Synthesis of a fully biobased cellulose-3-(2-hydroxyphenyl) propionate ester with antioxidant activity and UV-resistant properties by the DBU/CO2/DMSO solvent system†
Abstract
Recently, cellulose esters with particular functionality have obtained considerable attention as they can be used in various fields; therefore, the design and facile synthesis of cellulose esters is still a prime subject of research in this area. In this study, a novel cellulose derivative, namely cellulose-3-(2-hydroxyphenyl) propionate ester (CHP), was first prepared using cellulose and 3,4-dihydrocoumarin (DHC) in dimethylsulfoxide (DMSO)/1,8-diazabicyclo[5.4.0]undec-7-ene (DBU)/CO2, a newly developed cellulose solvent system, without adding any external catalyst.

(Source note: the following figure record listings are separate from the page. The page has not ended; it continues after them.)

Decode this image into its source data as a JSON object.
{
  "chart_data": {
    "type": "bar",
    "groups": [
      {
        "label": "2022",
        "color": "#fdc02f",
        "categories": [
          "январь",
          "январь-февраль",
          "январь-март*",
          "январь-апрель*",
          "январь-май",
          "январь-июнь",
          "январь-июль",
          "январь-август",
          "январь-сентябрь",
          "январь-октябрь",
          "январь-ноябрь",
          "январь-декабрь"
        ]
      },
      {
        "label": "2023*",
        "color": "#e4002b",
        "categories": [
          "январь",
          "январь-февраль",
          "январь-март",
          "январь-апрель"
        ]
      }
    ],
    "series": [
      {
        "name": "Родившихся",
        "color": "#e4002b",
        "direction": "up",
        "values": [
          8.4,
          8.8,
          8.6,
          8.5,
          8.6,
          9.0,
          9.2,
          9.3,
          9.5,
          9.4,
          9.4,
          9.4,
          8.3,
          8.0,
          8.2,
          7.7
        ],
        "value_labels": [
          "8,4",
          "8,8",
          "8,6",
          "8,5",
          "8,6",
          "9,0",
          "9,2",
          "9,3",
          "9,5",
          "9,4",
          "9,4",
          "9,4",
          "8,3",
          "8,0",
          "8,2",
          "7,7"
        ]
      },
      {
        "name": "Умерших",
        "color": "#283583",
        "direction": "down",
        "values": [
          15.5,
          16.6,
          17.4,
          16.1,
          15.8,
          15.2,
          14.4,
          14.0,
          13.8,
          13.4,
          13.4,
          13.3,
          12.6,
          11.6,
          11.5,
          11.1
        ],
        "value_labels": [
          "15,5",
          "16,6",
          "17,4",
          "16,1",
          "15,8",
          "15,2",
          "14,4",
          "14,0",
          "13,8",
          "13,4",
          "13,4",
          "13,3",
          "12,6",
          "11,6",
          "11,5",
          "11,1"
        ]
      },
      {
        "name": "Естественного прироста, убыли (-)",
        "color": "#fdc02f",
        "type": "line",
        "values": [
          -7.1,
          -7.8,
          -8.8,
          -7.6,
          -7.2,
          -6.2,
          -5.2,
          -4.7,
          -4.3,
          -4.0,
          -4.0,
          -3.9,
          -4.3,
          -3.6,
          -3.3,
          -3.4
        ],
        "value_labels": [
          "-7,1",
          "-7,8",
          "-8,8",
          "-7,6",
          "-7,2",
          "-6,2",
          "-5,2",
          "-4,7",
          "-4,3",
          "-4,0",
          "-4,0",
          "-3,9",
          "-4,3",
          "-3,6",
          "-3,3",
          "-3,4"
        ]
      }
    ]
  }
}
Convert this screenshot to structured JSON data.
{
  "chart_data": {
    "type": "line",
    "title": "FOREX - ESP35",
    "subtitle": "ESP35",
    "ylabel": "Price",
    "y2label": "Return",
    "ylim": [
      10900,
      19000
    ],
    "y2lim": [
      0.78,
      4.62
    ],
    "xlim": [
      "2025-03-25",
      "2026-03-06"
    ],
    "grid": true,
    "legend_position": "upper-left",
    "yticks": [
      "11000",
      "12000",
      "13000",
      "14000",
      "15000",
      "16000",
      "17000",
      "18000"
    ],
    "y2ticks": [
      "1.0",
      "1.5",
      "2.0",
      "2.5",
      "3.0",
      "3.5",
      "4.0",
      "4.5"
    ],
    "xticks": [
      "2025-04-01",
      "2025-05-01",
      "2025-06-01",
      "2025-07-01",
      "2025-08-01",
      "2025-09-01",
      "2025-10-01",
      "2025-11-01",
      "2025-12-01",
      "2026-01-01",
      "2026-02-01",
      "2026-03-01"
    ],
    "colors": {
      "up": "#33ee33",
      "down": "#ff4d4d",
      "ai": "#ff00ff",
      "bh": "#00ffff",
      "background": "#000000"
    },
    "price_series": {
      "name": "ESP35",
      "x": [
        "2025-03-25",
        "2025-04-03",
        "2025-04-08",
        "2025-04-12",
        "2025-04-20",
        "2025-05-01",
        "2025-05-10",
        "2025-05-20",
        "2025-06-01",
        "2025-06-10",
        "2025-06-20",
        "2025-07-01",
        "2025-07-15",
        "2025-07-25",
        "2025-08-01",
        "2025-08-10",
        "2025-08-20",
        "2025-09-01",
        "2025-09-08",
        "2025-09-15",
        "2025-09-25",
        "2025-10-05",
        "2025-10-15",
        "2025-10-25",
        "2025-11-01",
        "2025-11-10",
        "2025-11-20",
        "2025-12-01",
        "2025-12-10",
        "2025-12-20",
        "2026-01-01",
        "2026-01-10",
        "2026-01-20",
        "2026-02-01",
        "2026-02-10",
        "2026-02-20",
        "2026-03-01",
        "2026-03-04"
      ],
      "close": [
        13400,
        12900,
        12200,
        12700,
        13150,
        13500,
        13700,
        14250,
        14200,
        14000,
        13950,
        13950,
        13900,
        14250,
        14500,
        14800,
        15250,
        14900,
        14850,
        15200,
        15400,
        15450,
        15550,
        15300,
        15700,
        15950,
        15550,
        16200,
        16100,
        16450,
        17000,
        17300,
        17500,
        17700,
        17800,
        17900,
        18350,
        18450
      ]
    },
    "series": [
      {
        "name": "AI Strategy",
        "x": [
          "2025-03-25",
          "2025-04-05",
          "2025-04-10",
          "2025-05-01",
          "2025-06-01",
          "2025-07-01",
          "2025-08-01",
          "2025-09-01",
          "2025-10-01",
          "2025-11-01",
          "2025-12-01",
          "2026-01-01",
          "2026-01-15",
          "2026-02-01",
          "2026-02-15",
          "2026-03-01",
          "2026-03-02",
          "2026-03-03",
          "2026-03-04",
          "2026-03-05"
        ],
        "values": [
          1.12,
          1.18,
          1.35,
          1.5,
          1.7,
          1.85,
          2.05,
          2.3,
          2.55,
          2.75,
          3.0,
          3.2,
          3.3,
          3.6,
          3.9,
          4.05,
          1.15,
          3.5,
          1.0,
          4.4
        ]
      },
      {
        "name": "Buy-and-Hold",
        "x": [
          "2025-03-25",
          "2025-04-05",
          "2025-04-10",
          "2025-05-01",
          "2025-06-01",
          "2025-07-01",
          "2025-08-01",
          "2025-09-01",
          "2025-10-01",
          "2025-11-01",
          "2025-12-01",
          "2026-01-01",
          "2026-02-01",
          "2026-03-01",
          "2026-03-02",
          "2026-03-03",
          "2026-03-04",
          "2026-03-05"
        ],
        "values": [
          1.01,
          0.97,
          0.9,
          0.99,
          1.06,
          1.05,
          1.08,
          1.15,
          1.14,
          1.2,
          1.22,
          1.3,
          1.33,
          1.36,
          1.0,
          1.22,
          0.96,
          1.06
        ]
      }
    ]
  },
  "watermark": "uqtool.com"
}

The effects of the reaction conditions on the substitution degree (DS), including DHC loading, reaction temperature and time, were systematically investigated, and the CHP with a DS of 2.35 could be prepared when the molar ratio of DHC to anhydroglucose units (AGU) was set at 6/1 at 120 °C in 3 h. The structures and thermal properties of the as-prepared CHP were fully elucidated by nuclear magnetic resonance spectroscopy (NMR), Fourier transform infrared (FT-IR) spectroscopy, differential scanning calorimetry (DSC), and thermal gravimetric analysis (TGA). The ultraviolet (UV) absorption properties and free radical scavenging ability were evaluated by UV-visible absorption spectroscopy and a well-developed 2,2-diphenyl-1-picrylhydrazyl (DPPH)-based colorimetric protocol. The CHPs were identified to have satisfactory UV absorption properties and antioxidant capacity, and the instant DPPH radical scavenging activity reached 68.1% to 100% in 30 min when 40 mM of CHP was applied at 25 °C. Kinetic studies demonstrated that the reaction followed a pseudo-first order reaction kinetic model, and the activation energy (Ea) and Arrhenius frequency factor (A) of CHP-3 to DPPH could be calculated to be 24.24 kJ mol−1 and 2.5918 s−1 by the Arrhenius equation, respectively. The cytotoxicity of the CHPs was also primary evaluated in L929 cells to identify the potential of CHPs for biomedical applications.